Try to imagine how you would have felt about the recent presidential election if President Obama had done some of the following things:
1) suggested in a joking manner that Mitt Romney wasn’t a legitimate presidential contender because his father was born in Mexico, and done nothing to criticize people who made this argument in a non-joking manner.
2) argued that he had actually followed Mitt Romney’s advice on the auto bailout.
3) argued that he alone had rescued Wall Street and that Bush had nothing to do with TARP.
4) wrongly accused Mitt Romney of going on an Apology Tour of Europe and Israel.
5) denied that Mitt Romney had created a health care system in Massachusetts.
I could go on at length. My point is that it would have been harder to support the president’s reelection if he had shown a complete contempt for the truth, even if we thought he was scoring political points in the process.
One of the reasons I value voices like Glenn Greenwald and Arthur Gilroy is because they are gadflies who needle us about the areas where our own political party is doing things that are hard to defend and that can make us complicit in deceitful rhetoric. If we aren’t aware of these shortcomings, we can begin to lose our moral compass.
What I want to point out, however, is that the Republican Party has already morally compromised their entire political movement through their contempt for the truth. Every day, they are making their supporters into worse people because they are teaching them that the truth doesn’t matter. We’re not immune from this same problem and we need to be vigilant about it. But deceit is not central to our political strategy.
On some level, American politics is a zero-sum game. I think you ultimately have to make a decision about which side you are on, and you have to recognize that priority number one is beating the other side while priority number two is working to improve the side you’ve chosen.
I definitely see this as the case for people who choose the left. That’s because I cannot think of one single issue which would be better and more justly handled by the right.
Even though I am pretty much a down-the-line progressive on the issues, almost every disagreement I have with progressives is about the difference in where we put our priorities. For me, I am engaged in a lifelong war against reactionary anti-science xenophobic religious fundamentalists who show fascist tendencies and rely on Wall Street money. Fighting for progressive values within the Democratic Party is very important to me, but will always take second place.
It’s not a no-brainer. In 2000, we had a choice between Dick Cheney and Joe Lieberman for vice-president. I didn’t make up my mind to vote for Gore until the Sunday before the election. I ultimately decided that Gore respected and understood science and technology and that his opponents would start a war in Iraq and bankrupt the country.

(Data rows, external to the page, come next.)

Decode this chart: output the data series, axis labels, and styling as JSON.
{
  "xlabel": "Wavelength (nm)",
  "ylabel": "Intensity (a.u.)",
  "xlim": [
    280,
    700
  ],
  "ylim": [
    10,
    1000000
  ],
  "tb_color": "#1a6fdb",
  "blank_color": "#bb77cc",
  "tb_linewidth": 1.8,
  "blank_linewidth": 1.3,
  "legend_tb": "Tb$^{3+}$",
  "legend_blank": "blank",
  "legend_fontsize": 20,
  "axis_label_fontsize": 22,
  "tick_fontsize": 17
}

If you wanted to find a worse vice-presidential candidate than Dick Cheney, John Edwards would be about as good as you could do. But I’d vote for him again over Dick Cheney, because Dick Cheney was a war criminal, not a philanderer.
For me, I recognized something was desperately wrong when the Republicans impeached Clinton despite the public’s clear preference that they merely censure him. That was the beginning. I soon realized that we were really in a war between the Enlightenment values that founded this country and a bunch of lunatics who were miseducated and misguided by a bunch of anti-democratic plutocrats.
I don’t like it when my side falls short, morally or otherwise, but I never take my eyes off the the direst threat.